By sheer chance she was appropriately dressed for the occasion in her ‘Zena Queen of The Jungle’ leopard patterned mini pyjamas. She clambered over the wire fence which separates the properties and ran into the hen house, bravely stamping her foot onto the fox’s head as he tried to back out from under the chicken wire. At the same time she was calling for her husband to come and help.

The two remaining chooks were squawking and franticly dithering about. Torn between running to some place of safety but glued to their perches by fear as they stared down at the fox beneath the foot of the screaming woman dressed in flimsy leopard spotted clothing.
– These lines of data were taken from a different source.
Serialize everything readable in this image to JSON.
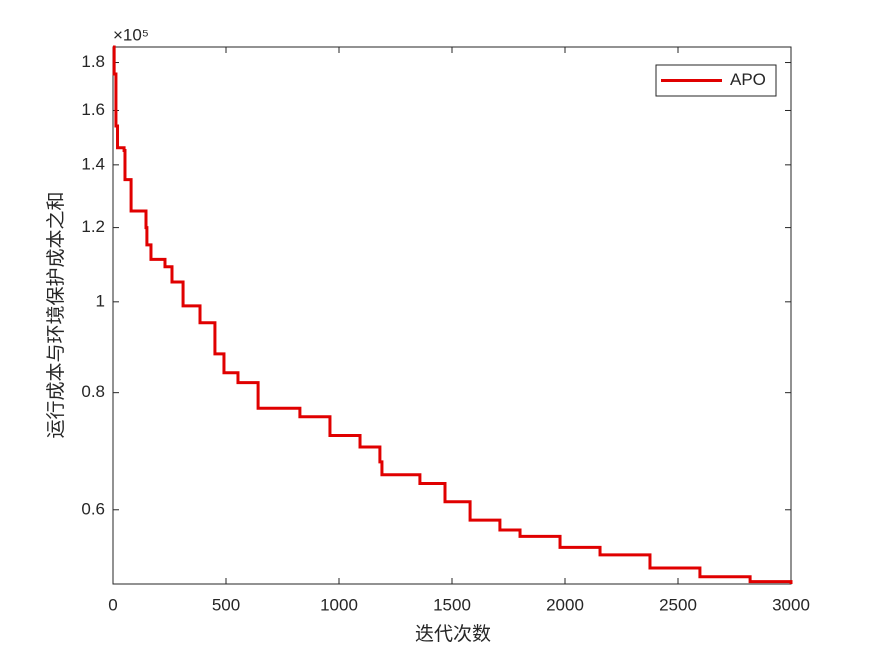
{
  "chart_data": {
    "type": "line",
    "x_label": "迭代次数",
    "y_label": "运行成本与环境保护成本之和",
    "y_multiplier": "×10⁵",
    "x": [
      0,
      5,
      13,
      20,
      49,
      53,
      80,
      146,
      150,
      168,
      230,
      261,
      310,
      385,
      451,
      491,
      553,
      642,
      827,
      960,
      1093,
      1181,
      1190,
      1358,
      1469,
      1580,
      1712,
      1801,
      1978,
      2155,
      2376,
      2597,
      2819,
      3000
    ],
    "series": [
      {
        "name": "APO",
        "color": "#e00000",
        "values": [
          1.87,
          1.75,
          1.54,
          1.46,
          1.45,
          1.35,
          1.25,
          1.2,
          1.15,
          1.11,
          1.09,
          1.05,
          0.99,
          0.95,
          0.88,
          0.84,
          0.82,
          0.77,
          0.754,
          0.72,
          0.7,
          0.675,
          0.654,
          0.64,
          0.612,
          0.585,
          0.571,
          0.562,
          0.547,
          0.537,
          0.52,
          0.509,
          0.503,
          0.5
        ]
      }
    ],
    "xlim": [
      0,
      3000
    ],
    "xticks": [
      0,
      500,
      1000,
      1500,
      2000,
      2500,
      3000
    ],
    "ylim": [
      0.5,
      1.87
    ],
    "yticks": [
      0.6,
      0.8,
      1,
      1.2,
      1.4,
      1.6,
      1.8
    ],
    "log_y": true,
    "step": true,
    "legend": "top-right"
  }
}
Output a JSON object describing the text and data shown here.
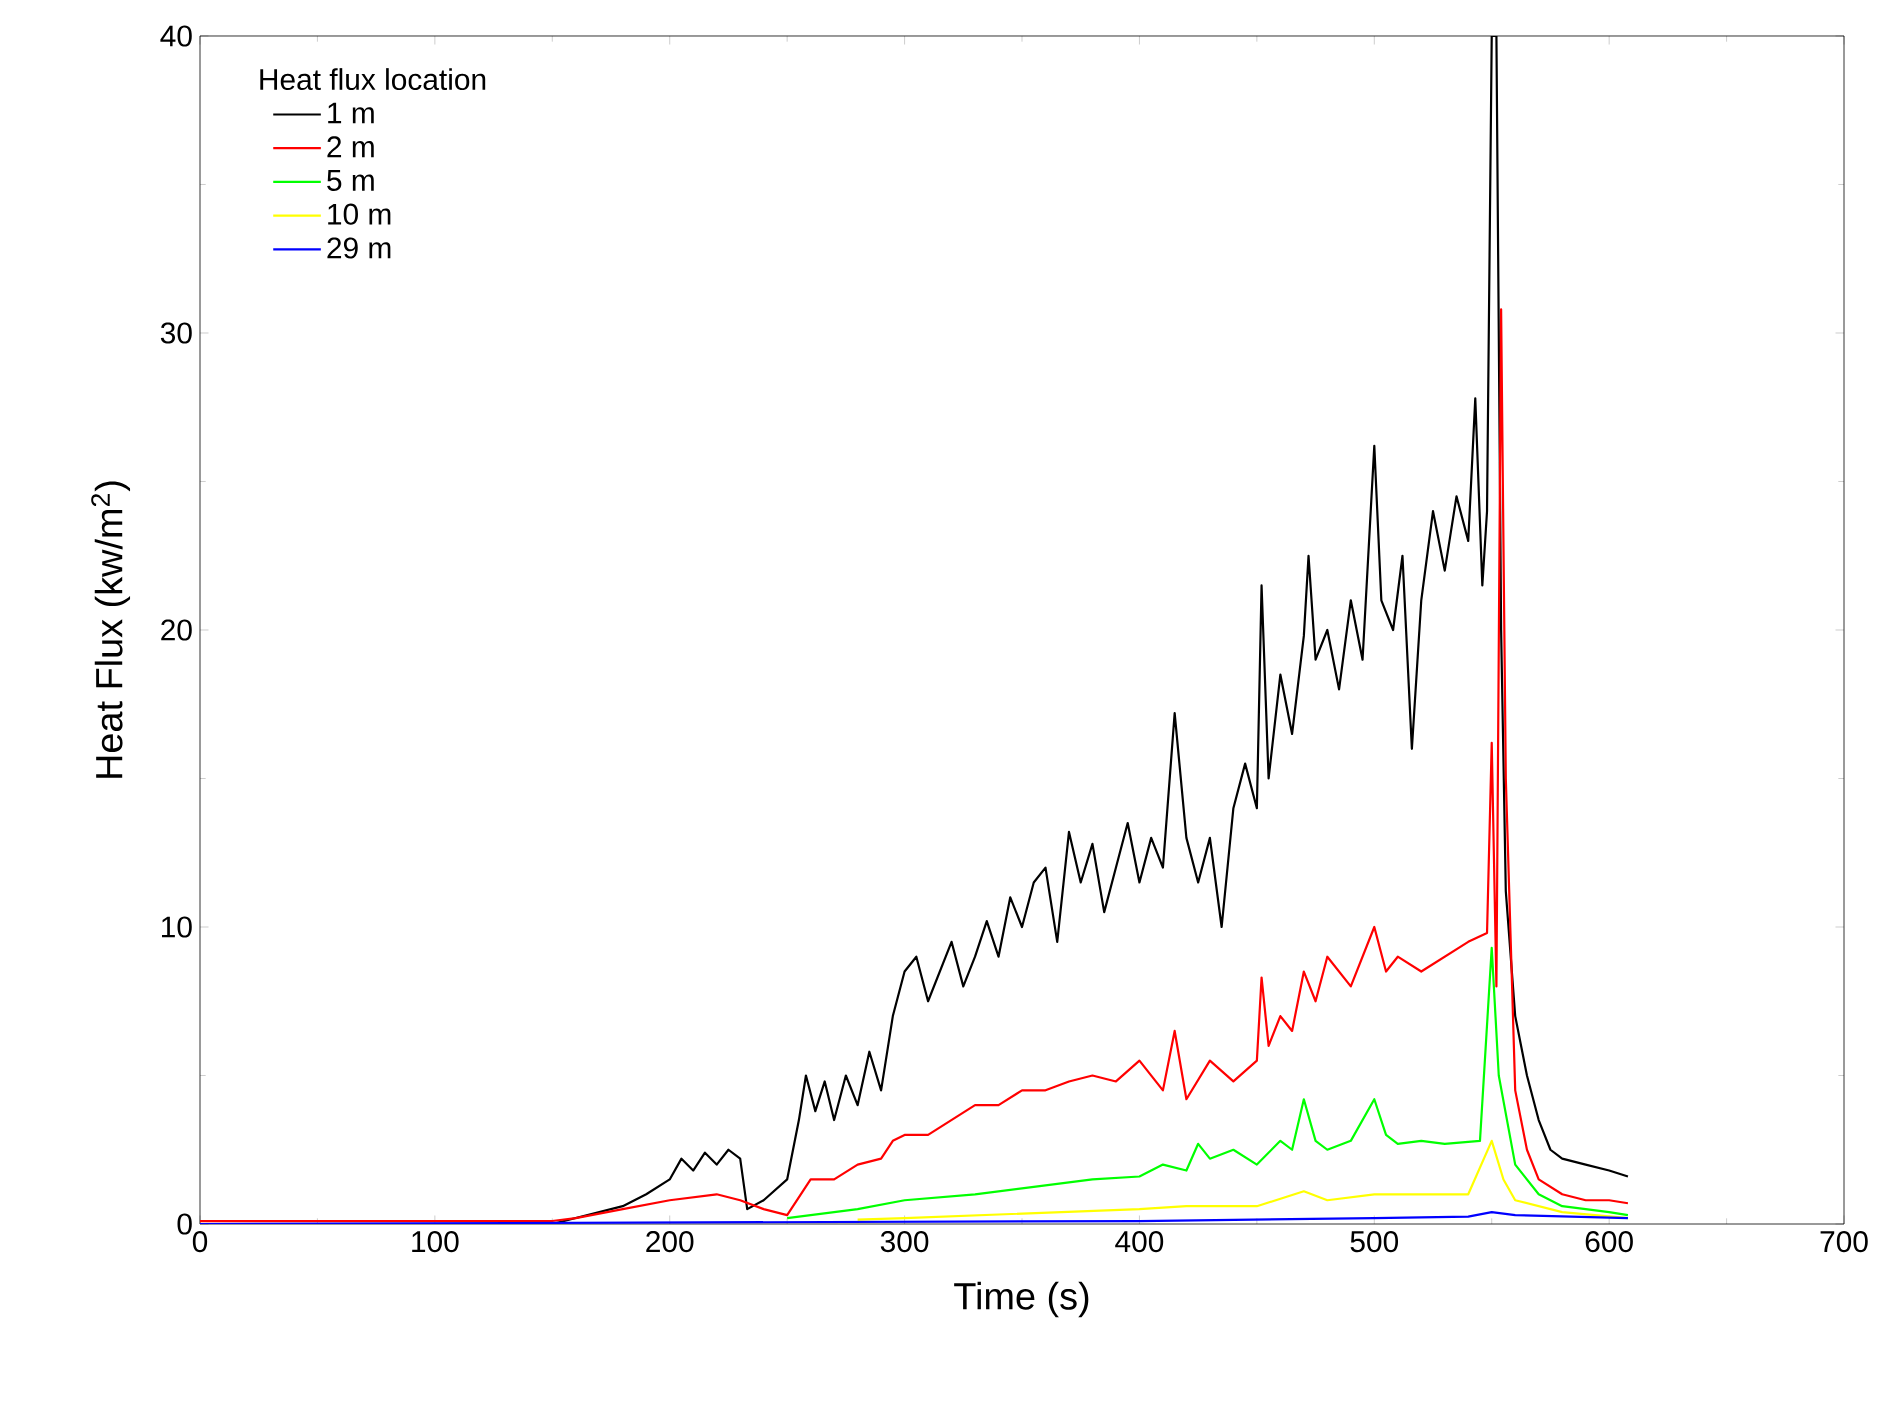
{
  "chart_data": {
    "type": "line",
    "xlabel": "Time (s)",
    "ylabel": "Heat Flux (kw/m$^{2}$)",
    "legend_title": "Heat flux location",
    "legend": "top left",
    "marker": "none",
    "line_style": "solid",
    "grid": false,
    "xlim": [
      0,
      700
    ],
    "ylim": [
      0,
      40
    ],
    "xticks": [
      0,
      100,
      200,
      300,
      400,
      500,
      600,
      700
    ],
    "yticks": [
      0,
      10,
      20,
      30,
      40
    ],
    "series": [
      {
        "name": "1 m",
        "color": "#000000",
        "x": [
          0,
          50,
          100,
          150,
          160,
          180,
          190,
          200,
          205,
          210,
          215,
          220,
          225,
          230,
          233,
          240,
          250,
          255,
          258,
          262,
          266,
          270,
          275,
          280,
          285,
          290,
          295,
          300,
          305,
          310,
          315,
          320,
          325,
          330,
          335,
          340,
          345,
          350,
          355,
          360,
          365,
          370,
          375,
          380,
          385,
          390,
          395,
          400,
          405,
          410,
          415,
          420,
          425,
          430,
          435,
          440,
          445,
          450,
          452,
          455,
          460,
          465,
          470,
          472,
          475,
          480,
          485,
          490,
          495,
          500,
          503,
          508,
          512,
          516,
          520,
          525,
          530,
          535,
          540,
          543,
          546,
          548,
          550,
          552,
          554,
          556,
          560,
          565,
          570,
          575,
          580,
          590,
          600,
          608
        ],
        "values": [
          0,
          0,
          0,
          0,
          0.2,
          0.6,
          1.0,
          1.5,
          2.2,
          1.8,
          2.4,
          2.0,
          2.5,
          2.2,
          0.5,
          0.8,
          1.5,
          3.5,
          5.0,
          3.8,
          4.8,
          3.5,
          5.0,
          4.0,
          5.8,
          4.5,
          7.0,
          8.5,
          9.0,
          7.5,
          8.5,
          9.5,
          8.0,
          9.0,
          10.2,
          9.0,
          11.0,
          10.0,
          11.5,
          12.0,
          9.5,
          13.2,
          11.5,
          12.8,
          10.5,
          12.0,
          13.5,
          11.5,
          13.0,
          12.0,
          17.2,
          13.0,
          11.5,
          13.0,
          10.0,
          14.0,
          15.5,
          14.0,
          21.5,
          15.0,
          18.5,
          16.5,
          19.8,
          22.5,
          19.0,
          20.0,
          18.0,
          21.0,
          19.0,
          26.2,
          21.0,
          20.0,
          22.5,
          16.0,
          21.0,
          24.0,
          22.0,
          24.5,
          23.0,
          27.8,
          21.5,
          24.0,
          40,
          40,
          20,
          11.2,
          7.0,
          5.0,
          3.5,
          2.5,
          2.2,
          2.0,
          1.8,
          1.6
        ]
      },
      {
        "name": "2 m",
        "color": "#ff0000",
        "x": [
          0,
          50,
          100,
          150,
          160,
          180,
          200,
          220,
          230,
          240,
          250,
          260,
          270,
          280,
          290,
          295,
          300,
          310,
          320,
          330,
          340,
          350,
          360,
          370,
          380,
          390,
          400,
          410,
          415,
          420,
          430,
          440,
          450,
          452,
          455,
          460,
          465,
          470,
          475,
          480,
          490,
          500,
          505,
          510,
          520,
          530,
          540,
          548,
          550,
          552,
          554,
          556,
          560,
          565,
          570,
          580,
          590,
          600,
          608
        ],
        "values": [
          0.1,
          0.1,
          0.1,
          0.1,
          0.2,
          0.5,
          0.8,
          1.0,
          0.8,
          0.5,
          0.3,
          1.5,
          1.5,
          2.0,
          2.2,
          2.8,
          3.0,
          3.0,
          3.5,
          4.0,
          4.0,
          4.5,
          4.5,
          4.8,
          5.0,
          4.8,
          5.5,
          4.5,
          6.5,
          4.2,
          5.5,
          4.8,
          5.5,
          8.3,
          6.0,
          7.0,
          6.5,
          8.5,
          7.5,
          9.0,
          8.0,
          10.0,
          8.5,
          9.0,
          8.5,
          9.0,
          9.5,
          9.8,
          16.2,
          8.0,
          30.8,
          15.0,
          4.5,
          2.5,
          1.5,
          1.0,
          0.8,
          0.8,
          0.7
        ]
      },
      {
        "name": "5 m",
        "color": "#00ff00",
        "x": [
          250,
          280,
          300,
          330,
          350,
          380,
          400,
          410,
          420,
          425,
          430,
          440,
          450,
          460,
          465,
          470,
          475,
          480,
          490,
          500,
          505,
          510,
          520,
          530,
          545,
          550,
          553,
          560,
          570,
          580,
          600,
          608
        ],
        "values": [
          0.2,
          0.5,
          0.8,
          1.0,
          1.2,
          1.5,
          1.6,
          2.0,
          1.8,
          2.7,
          2.2,
          2.5,
          2.0,
          2.8,
          2.5,
          4.2,
          2.8,
          2.5,
          2.8,
          4.2,
          3.0,
          2.7,
          2.8,
          2.7,
          2.8,
          9.3,
          5.0,
          2.0,
          1.0,
          0.6,
          0.4,
          0.3
        ]
      },
      {
        "name": "10 m",
        "color": "#ffff00",
        "x": [
          280,
          300,
          350,
          400,
          420,
          450,
          470,
          480,
          500,
          540,
          550,
          555,
          560,
          580,
          608
        ],
        "values": [
          0.15,
          0.2,
          0.35,
          0.5,
          0.6,
          0.6,
          1.1,
          0.8,
          1.0,
          1.0,
          2.8,
          1.5,
          0.8,
          0.4,
          0.2
        ]
      },
      {
        "name": "29 m",
        "color": "#0000ff",
        "x": [
          0,
          200,
          400,
          500,
          540,
          550,
          560,
          608
        ],
        "values": [
          0,
          0.05,
          0.1,
          0.2,
          0.25,
          0.4,
          0.3,
          0.2
        ]
      }
    ]
  }
}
They cackled hysterically not knowing what to do.

By the time Barbara had thrown some clothes on, shoved her feet into her gardening boots and arrived at the scene of mayhem, the young husband was emerging like an executioner from the tower of London, his axe dripping with blood and a look of grim pleasure on his face. His wife’s foot had survived in tact but the fox hadn’t.



Teddy has since put a solid base in the chook house for Barbara but her girls have decided while they wait for their nerves to recover there is more to life than laying omelette ingredients.



When the fox was laid out on the back lawn we could all see what a truly magnificent animal he was and felt rather sad he had chosen to break into the hen house.

Foxes are not a native species in Australia and are considered vermin because they kill so many native animals, although they also kill a lot of rabbits, which are also not native animals. At times rabbits have been in plague proportions in the country, inflicting enormous damage on the land.

In defence of the fox, he was just doing what any species will do, trying to provide for himself.

Hens are another imported species to the country, but they are useful to the inhabitants and so are reprieved.

It comes down to the fact that if something is useful to man they are spared. If not, they may be hunted or lose their habitat.

Vale Mr Fox you were a lovely animal.

I’ve noticed I haven’t heard the blackbird that was beginning to tune up for the season. His song seems to have stopped. Blackbirds are also not native birds and some gardeners don’t like the way they flip mulch and soil onto the paths and dig up seedlings as they search for worms and grubs. Perhaps someone has trapped the songster and done away with him.

It’s a hard life surviving in a world when your personal instincts and habits upset the ruling species.